2010年3月
(戦略プロポーザル)地域環境・生態系予測モデルの統合的研究 ~気候変動適応策立案を目指して~/CRDS-FY2009-SP-10
エグゼクティブサマリー

地球規模の気候変動が地域の生態系にどのような影響を与えるのか、観測およびモデル化を行い予測することによって、生態系の再生と保全を促進し、地域の持続可能性に寄与する。これを達成するため、2 種類の統合を行う統合的研究の推進を提案する。まず、知識の創造と技術の創出と問題解決の支援を統合し、さらに個別の生態系モデルを流域圏モデルへと統合する。

人類の活動に影響を及ぼし、その存続の脅威にもなりうる環境問題の解決は、社会の期待であり、科学技術の貢献が求められている。この問題の解決のための領域が環境科学である。問題が地域レベルの問題であっても、地球レベルの問題であっても、問題の解決を目指さない限り、環境科学に存在意義はないと言える。
気候変動は、現在人類が抱える環境問題の中で最大のものである。気候変動によって、地域社会の生存基盤である生態系がどのように変化するのか、その変化にどのような予防的対策すなわち適応策をとればよいのか。この真摯な問いに、科学技術は答えなければならない。
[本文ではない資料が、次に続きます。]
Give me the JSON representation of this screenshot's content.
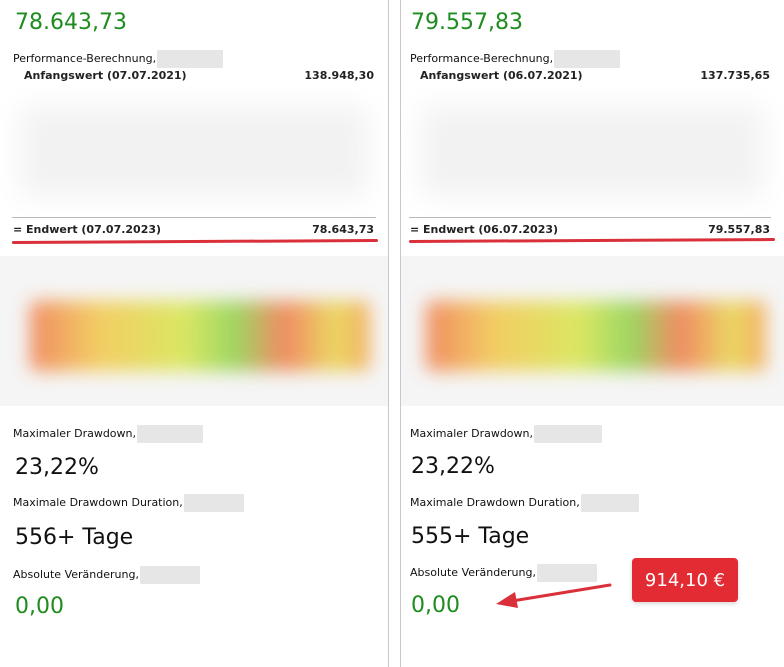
{
  "left": {
    "top_value": "78.643,73",
    "performance_label": "Performance-Berechnung,",
    "start_label": "Anfangswert (07.07.2021)",
    "start_value": "138.948,30",
    "end_label": "= Endwert (07.07.2023)",
    "end_value": "78.643,73",
    "max_drawdown_label": "Maximaler Drawdown,",
    "max_drawdown_value": "23,22%",
    "max_drawdown_duration_label": "Maximale Drawdown Duration,",
    "max_drawdown_duration_value": "556+ Tage",
    "absolute_change_label": "Absolute Veränderung,",
    "absolute_change_value": "0,00"
  },
  "right": {
    "top_value": "79.557,83",
    "performance_label": "Performance-Berechnung,",
    "start_label": "Anfangswert (06.07.2021)",
    "start_value": "137.735,65",
    "end_label": "= Endwert (06.07.2023)",
    "end_value": "79.557,83",
    "max_drawdown_label": "Maximaler Drawdown,",
    "max_drawdown_value": "23,22%",
    "max_drawdown_duration_label": "Maximale Drawdown Duration,",
    "max_drawdown_duration_value": "555+ Tage",
    "absolute_change_label": "Absolute Veränderung,",
    "absolute_change_value": "0,00"
  },
  "annotation": {
    "badge_text": "914,10 €",
    "badge_color": "#e32b33",
    "underline_color": "#d9303a"
  },
  "colors": {
    "value_green": "#1e8c1e"
  }
}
そのため、気候変動が地域に及ぼす影響を予測するモデルを開発し適応策を立案する統合的研究を推進する。特に、水・物質循環、生活および経済の活動が行われる流域圏を対象として、一次産業や居住などの社会活動と関わりのある陸上・淡水・海洋生態系を選択する。そして、気候要素や生物種の分布に関する時間的変化を観測するとともに、多重ストレスに対する生物種の応答過程を示すモデルを構築し、生物多様性や生態系サービスの時間的変化のシミュレーションを行う。その結果に基づき、生態系を保護・管理する方策を立案し、生態系の再生・保全のための具体的行動を促進する。最終的には、それぞれの生態系モデルを統合して、流域圏の系全体としての整合性を図る。これら一連の取り組みには、生態学者や工学者、技術者、自治体・住民など、多様な主体の参加が必要である。
気候変動問題はこれまで地球規模での取り組みを中心に、解決に向けた努力が積み重ねられてきた。その解決をさらに加速させるには、各地域における努力が不可欠である。この地域を対象とした新しいアプローチを推進することによって、科学技術は知識の創造とともに問題の解決に貢献するものとして大きく発展する。同時に、地域社会の生存基盤の保全と持続可能性を実現する。さらに、日本において蓄積された手法や方法論などの成果を他の地域や国での取り組みに適用することによって、地球規模での持続可能性に寄与する。